Human Resource Trends and Employer Best Practices

Introduction

Nowadays rapidly-developing business environment presents specific challenges in the field of human resources (HR) management. A lack of empowerment, budget, and expertise are noted among the challenges that impede the application of HR initiatives. In response to the evolving barriers, various HR trends and employer practices emerge to address them. In particular, talent management, outsourcing, diversity, innovative technologies, open communication, and other practices have great potential to help employers in hiring and retaining the best specialists.

Employer Best Practices

The HR profession changes rapidly, while such issues as gamification, big data, and general diversity affect its development. The article by Boudreau (2014) presents the results of a large survey based on data from 11 companies, including Electronic Arts, Walt Disney, Unilever, etc., which reported their attitudes towards nine HR trends. Globalization, sustainability, social media, general diversity, mass customization, open innovation, big data, gamification, and personal technology are noted as the most significant trends. Boudreau (2014) emphasizes that the consideration of barriers to implementing the mentioned trends in practice should be assigned a top priority. Insufficient time allocated to HR, a lack of expertise and budget compose the set of challenges to be addressed. To overcome these barriers, the author recommends finding a balance in mass customization and differentiation since employees should be highly motivated and feel comfortable to show a maximum of productivity.

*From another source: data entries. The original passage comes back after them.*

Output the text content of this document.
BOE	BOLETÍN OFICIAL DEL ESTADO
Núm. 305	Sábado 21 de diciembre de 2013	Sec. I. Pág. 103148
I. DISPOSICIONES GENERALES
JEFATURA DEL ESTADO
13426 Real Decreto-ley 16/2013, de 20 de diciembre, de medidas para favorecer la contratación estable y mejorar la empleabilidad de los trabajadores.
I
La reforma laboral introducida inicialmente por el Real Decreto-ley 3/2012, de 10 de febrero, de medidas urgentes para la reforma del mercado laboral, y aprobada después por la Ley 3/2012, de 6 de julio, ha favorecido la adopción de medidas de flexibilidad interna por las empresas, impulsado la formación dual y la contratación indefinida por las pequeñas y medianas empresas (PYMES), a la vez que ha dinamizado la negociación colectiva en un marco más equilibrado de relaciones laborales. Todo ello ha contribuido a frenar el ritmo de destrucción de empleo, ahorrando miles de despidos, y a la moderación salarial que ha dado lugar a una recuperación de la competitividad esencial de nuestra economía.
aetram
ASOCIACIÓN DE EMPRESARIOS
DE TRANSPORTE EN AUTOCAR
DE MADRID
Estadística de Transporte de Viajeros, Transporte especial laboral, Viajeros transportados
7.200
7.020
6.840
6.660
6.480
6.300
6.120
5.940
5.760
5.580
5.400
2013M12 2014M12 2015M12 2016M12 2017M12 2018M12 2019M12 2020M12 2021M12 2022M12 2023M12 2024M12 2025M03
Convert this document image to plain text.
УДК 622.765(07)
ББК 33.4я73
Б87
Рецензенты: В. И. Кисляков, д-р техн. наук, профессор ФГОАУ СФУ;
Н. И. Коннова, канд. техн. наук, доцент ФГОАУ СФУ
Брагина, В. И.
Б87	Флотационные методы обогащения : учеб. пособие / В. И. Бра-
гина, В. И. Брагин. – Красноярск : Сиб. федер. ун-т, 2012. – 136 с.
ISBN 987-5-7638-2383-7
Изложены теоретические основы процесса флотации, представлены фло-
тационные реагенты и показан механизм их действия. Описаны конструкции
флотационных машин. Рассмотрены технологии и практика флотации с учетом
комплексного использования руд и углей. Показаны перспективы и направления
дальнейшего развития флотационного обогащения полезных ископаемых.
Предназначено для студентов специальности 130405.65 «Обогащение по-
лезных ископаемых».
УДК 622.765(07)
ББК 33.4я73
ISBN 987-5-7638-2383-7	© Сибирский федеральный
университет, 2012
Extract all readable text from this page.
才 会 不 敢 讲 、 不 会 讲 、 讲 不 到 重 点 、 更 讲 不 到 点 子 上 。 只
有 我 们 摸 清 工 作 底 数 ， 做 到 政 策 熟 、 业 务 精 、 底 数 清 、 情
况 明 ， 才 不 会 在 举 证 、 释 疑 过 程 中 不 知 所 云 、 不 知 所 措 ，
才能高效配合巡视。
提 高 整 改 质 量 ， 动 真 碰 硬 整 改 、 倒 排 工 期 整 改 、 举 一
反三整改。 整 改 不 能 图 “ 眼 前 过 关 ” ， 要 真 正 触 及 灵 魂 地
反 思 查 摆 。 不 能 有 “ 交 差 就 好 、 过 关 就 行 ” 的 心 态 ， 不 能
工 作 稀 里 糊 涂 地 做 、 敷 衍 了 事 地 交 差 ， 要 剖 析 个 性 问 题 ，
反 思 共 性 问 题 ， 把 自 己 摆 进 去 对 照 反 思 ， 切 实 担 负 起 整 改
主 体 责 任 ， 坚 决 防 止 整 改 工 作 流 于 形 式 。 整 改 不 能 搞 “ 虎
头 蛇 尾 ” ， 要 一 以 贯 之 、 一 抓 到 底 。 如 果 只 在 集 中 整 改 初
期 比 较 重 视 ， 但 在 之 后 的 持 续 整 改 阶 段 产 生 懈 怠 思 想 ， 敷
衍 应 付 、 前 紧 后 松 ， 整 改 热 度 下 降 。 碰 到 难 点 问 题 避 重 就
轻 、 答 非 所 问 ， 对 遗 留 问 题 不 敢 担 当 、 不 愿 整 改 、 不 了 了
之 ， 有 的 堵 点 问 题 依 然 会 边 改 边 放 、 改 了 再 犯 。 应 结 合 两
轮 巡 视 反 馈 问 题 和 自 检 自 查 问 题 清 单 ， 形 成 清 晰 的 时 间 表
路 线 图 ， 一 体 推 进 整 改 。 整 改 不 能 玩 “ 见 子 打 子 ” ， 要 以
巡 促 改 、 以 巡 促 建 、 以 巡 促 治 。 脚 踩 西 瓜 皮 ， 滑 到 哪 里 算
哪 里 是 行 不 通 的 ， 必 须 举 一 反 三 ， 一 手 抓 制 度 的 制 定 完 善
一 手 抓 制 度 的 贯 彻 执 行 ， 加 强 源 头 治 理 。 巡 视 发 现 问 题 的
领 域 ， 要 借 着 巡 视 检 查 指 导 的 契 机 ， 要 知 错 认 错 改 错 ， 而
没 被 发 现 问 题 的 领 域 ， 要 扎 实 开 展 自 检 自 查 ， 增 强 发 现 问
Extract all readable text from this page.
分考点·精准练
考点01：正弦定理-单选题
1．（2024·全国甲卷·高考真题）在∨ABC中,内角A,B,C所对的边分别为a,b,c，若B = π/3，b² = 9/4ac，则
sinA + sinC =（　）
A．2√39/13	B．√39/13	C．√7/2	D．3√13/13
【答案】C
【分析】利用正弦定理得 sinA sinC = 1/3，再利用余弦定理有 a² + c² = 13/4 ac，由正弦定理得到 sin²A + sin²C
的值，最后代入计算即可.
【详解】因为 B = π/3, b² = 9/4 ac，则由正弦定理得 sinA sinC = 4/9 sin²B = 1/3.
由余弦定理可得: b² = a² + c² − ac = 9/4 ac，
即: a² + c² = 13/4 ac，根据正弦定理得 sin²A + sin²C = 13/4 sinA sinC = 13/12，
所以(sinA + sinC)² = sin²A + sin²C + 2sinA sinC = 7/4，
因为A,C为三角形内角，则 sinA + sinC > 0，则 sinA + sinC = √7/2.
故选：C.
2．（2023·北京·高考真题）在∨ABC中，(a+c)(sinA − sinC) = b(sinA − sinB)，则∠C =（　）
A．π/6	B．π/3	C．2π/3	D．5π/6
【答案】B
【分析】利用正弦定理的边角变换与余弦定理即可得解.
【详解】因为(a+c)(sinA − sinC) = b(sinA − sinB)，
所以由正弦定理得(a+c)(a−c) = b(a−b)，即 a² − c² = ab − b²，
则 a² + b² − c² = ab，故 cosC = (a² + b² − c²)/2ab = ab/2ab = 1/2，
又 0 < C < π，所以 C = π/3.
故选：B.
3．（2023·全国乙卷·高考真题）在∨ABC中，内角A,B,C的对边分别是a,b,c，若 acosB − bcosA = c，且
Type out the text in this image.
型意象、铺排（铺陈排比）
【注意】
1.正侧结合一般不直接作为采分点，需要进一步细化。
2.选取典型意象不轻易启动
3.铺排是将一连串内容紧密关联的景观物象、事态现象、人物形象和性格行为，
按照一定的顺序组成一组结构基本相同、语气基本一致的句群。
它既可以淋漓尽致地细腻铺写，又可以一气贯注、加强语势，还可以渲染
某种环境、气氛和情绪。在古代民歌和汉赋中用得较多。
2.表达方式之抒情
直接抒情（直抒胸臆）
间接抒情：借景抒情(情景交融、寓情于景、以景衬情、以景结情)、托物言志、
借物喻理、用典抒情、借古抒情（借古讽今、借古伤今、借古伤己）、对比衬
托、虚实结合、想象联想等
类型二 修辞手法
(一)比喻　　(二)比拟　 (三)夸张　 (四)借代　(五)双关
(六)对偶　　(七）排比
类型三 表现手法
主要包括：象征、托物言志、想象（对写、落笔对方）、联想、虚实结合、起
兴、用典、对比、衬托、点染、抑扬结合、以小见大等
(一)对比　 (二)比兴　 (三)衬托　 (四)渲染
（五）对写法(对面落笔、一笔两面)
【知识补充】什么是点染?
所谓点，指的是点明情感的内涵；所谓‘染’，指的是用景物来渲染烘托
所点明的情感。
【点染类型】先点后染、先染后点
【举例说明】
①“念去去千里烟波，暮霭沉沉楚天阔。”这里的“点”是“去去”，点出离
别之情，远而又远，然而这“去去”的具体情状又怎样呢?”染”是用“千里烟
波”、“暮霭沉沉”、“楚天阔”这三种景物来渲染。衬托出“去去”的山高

Support for general diversity as a practice applied by HR leaders seems to be useful as it is based on skills and knowledge development, increased understanding within a company, as well as greater cooperation between management and employees.

Another article published by Strategic HR Review provides four stories, each of which presents essential challenges for HR managers. The author of the mentioned article, Nolan (2014), focuses on technology, value proposition, work-life balance, and business agility. According to the first story, it is considered that technology is critical to accomplish change management, while “27 percent of HR managers said they were adequately equipped to deal with change” (Nolan, 2014, p. 153). In addition to poor equipment, HR managers face low organizational culture and employee engagement while introducing change initiatives. Other stories show that among challenges, there is a lack of flexible schedule, empowerment, mobile learning, etc.

In my point of view, the mentioned challenges are rather relevant to today’s environment since the listed issues are common among employees. To overcome them, Nolan (2014) suggests such strategies as a comprehensive and balanced employee value proposition (EVP) along with an employee-oriented communication. Instead of mere communication of expected change or innovation prospects, it is much more effective to consider employees’ needs and design HR strategies in accordance with them. Empowerment should also be noted as one of the most useful employer practices aimed at building proper interaction based on intercultural differences and the prevention of internal conflicts. Even though the author provides credible information, no employer names are mentioned.

Long-term planning and analytics tend to transform the very role of HR specialists, making them employees’ partners instead of being the center of management. As noted in the article by Miele (2016), contemporary HR managers are expected to become the key facilitators of talent management by striving to develop employees’ knowledge and skills, thus meeting their evolving needs and contributing to the proper identification of a company’s competitive advantage. HR leaders tend to become “data champions” ready to work with big data and formulate accessible policies that would be understandable to employees and meet their expectations (Miele, 2016, p. 37). To overcome barriers, HR managers will need to create teams and look for analytical thinkers able to successfully resolve complicated issues.

Conclusion

To conclude, one should stress that modern HR challenges are associated with the implementation of technology, proper employee motivation, workplace environment, work-life balance, and so on. The three articles that were discussed in this paper provide valuable recommendations on how HR leaders may address these barriers. Proper internal communication, new workplace policies, an appropriate environment, and an employee-centered approach are the most feasible ways to eliminate the mentioned barriers and enhance HR management as a whole.

References

Boudreau, J. (2014). What is the future of HR? Workforce. Web.

Miele, A. J. (2016). Looking ahead to the future of HR. Canadian HR Reporter. Web.

Nolan, S. (2014). A look at current trends and data. Strategic HR Review, 13(3), 153-155.